Cayden sat on the floor in the far corner of the room, amidst the wreckage of his tantrum, one knee pulled tight to his chest. His eyes were red and hollow as he looked up toward his friends, but they quickly focused. “I…”
“Stop.” Des interrupted before he could say anymore. She moved gracefully across the littered floor, one slippered foot sweeping away broken glass from his side so she could kneel beside him. “I get it.”
His eyes glistened anew. “I don’t have time to-“
“Stop.” Her voice was firmer this time. “This isn't your fault.”
"She's right." Silver reiterated, moving into view, her body silhouetted by the light shining in from the hallway. "There is blame enough to go around for this whole event, but it doesn't belong to any of us. There is no way you could have predicted that."
"I should have-"
"Cayden. Stop." Silver said sharply. "Do you think I'm stupid?"
"What? No."
"Do you think I let it happen?"
"No."
"Then accept that if I couldn't stop it, you couldn't either." Her voice softened as she added. "Stop taking this all on yourself. You're a decent guy, but sometimes... things just happen. Either learn to accept that, or leave the game when this event is done. Because getting wound up in grief and perfectionism, I've lost friends to that. I'd rather not lose another."
"We're friends now, huh?“ Cayden asked with a weak smile that drew only a reproachful glare. “I get it. And I’m sorry about all of…this.”
That made Des laugh. “Cayden it is easy for me to forget you are not nearly old enough for the responsibilities you’ve put on yourself. Sometimes you need to act your age. This temper tantrum feels appropriate.”
Silver snorted in amusement but said nothing.
“What time is it anyway,” Cayden asked at last. He wasn’t wearing his AR glasses, and the windowless room had a certain timelessness to it.
“A little bit after noon.” Silver replied. When his expression shifted to one of concern she quickly added. “I handled the morning turn without you when you didn’t show up.”
"Valserys?" He asked.
Her pained look told him enough, but she said it anyway. "The Frame included him in our losses at the start of the turn once it finished glitching."
A dozen expressions flitted across Cayden’s face as he sought for the right words to say. Some were clearly still in the depths of anger or self-pity before he eventually settled on a simple. “Thank you. I don't know that I'd have had the courage to look.”

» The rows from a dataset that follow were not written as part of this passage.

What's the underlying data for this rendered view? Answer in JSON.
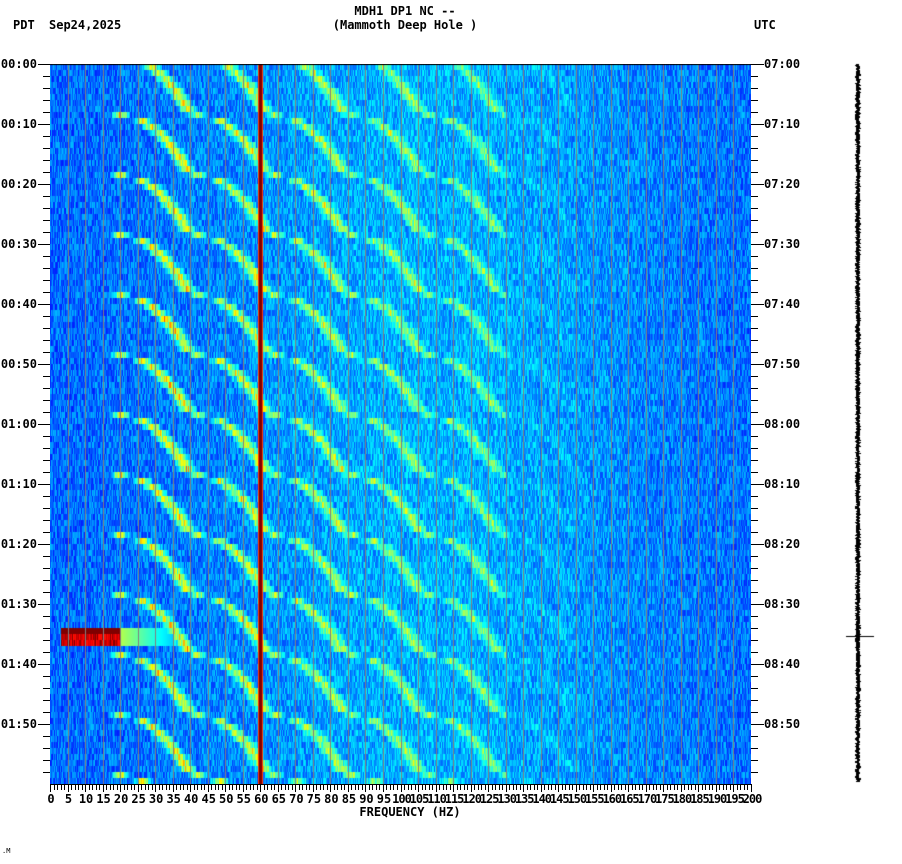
{
  "header": {
    "title_line1": "MDH1 DP1 NC --",
    "title_line2": "(Mammoth Deep Hole )",
    "left_timezone": "PDT",
    "date": "Sep24,2025",
    "right_timezone": "UTC"
  },
  "footer": {
    "mark": ".M"
  },
  "colors": {
    "background_blue": "#1e90ff",
    "grid": "#808080",
    "line60": "#800000",
    "event": "#8b0000",
    "axis": "#000000"
  },
  "chart_data": {
    "type": "heatmap",
    "title": "MDH1 DP1 NC -- (Mammoth Deep Hole )",
    "subtitle": "Sep24,2025",
    "xlabel": "FREQUENCY (HZ)",
    "ylabel_left": "PDT",
    "ylabel_right": "UTC",
    "xlim": [
      0,
      200
    ],
    "ylim_minutes": [
      0,
      120
    ],
    "x_ticks": [
      0,
      5,
      10,
      15,
      20,
      25,
      30,
      35,
      40,
      45,
      50,
      55,
      60,
      65,
      70,
      75,
      80,
      85,
      90,
      95,
      100,
      105,
      110,
      115,
      120,
      125,
      130,
      135,
      140,
      145,
      150,
      155,
      160,
      165,
      170,
      175,
      180,
      185,
      190,
      195,
      200
    ],
    "x_tick_labels": [
      "0",
      "5",
      "10",
      "15",
      "20",
      "25",
      "30",
      "35",
      "40",
      "45",
      "50",
      "55",
      "60",
      "65",
      "70",
      "75",
      "80",
      "85",
      "90",
      "95",
      "100",
      "105",
      "110",
      "115",
      "120",
      "125",
      "130",
      "135",
      "140",
      "145",
      "150",
      "155",
      "160",
      "165",
      "170",
      "175",
      "180",
      "185",
      "190",
      "195",
      "200"
    ],
    "x_minor_tick_step": 1,
    "y_ticks_left": [
      "00:00",
      "00:10",
      "00:20",
      "00:30",
      "00:40",
      "00:50",
      "01:00",
      "01:10",
      "01:20",
      "01:30",
      "01:40",
      "01:50"
    ],
    "y_ticks_right": [
      "07:00",
      "07:10",
      "07:20",
      "07:30",
      "07:40",
      "07:50",
      "08:00",
      "08:10",
      "08:20",
      "08:30",
      "08:40",
      "08:50"
    ],
    "y_minor_tick_step_minutes": 2,
    "grid": "vertical lines every 5 Hz",
    "colormap": "jet (blue low, red high)",
    "features": {
      "persistent_line_hz": 60,
      "event": {
        "time_left": "01:35",
        "time_right": "08:35",
        "freq_range_hz": [
          3,
          20
        ],
        "intensity": "high (dark red)"
      },
      "arcs": {
        "description": "Recurring curved harmonic arcs sweeping up in frequency over ~10-minute periods",
        "period_minutes": 10,
        "harmonic_count": 6,
        "max_visible_freq_hz": 130
      }
    },
    "seismogram": {
      "spike_time_left": "01:35",
      "spike_time_right": "08:35"
    }
  }
}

“You’ve got a few hours yet before you have to lock in orders. If you need to take a little more personal time, I’ll handle it.”
Silver’s less than accepting tone drew a sharp look from Desdaemona, but before the other woman could offer any rebuke, Cayden spoke. “I think I'll let you handle it until the evening turn at least. I didn't sleep well. Or at all."
"It is funny that you think I'm doing any better." Silver grinned as Cayden finally noticed the bags under her eyes. "Get some rest, but make sure you're up before the evening turn starts."
"Right," Cayden said. "Any reason in particular?"
"Remember that whole conversation we just had about not putting everything on yourself? That other people can have good ideas too?" Des asked.
"Vaguely."
"Well pay attention this time. Because Celia came up with a solution that might just get you to level 30."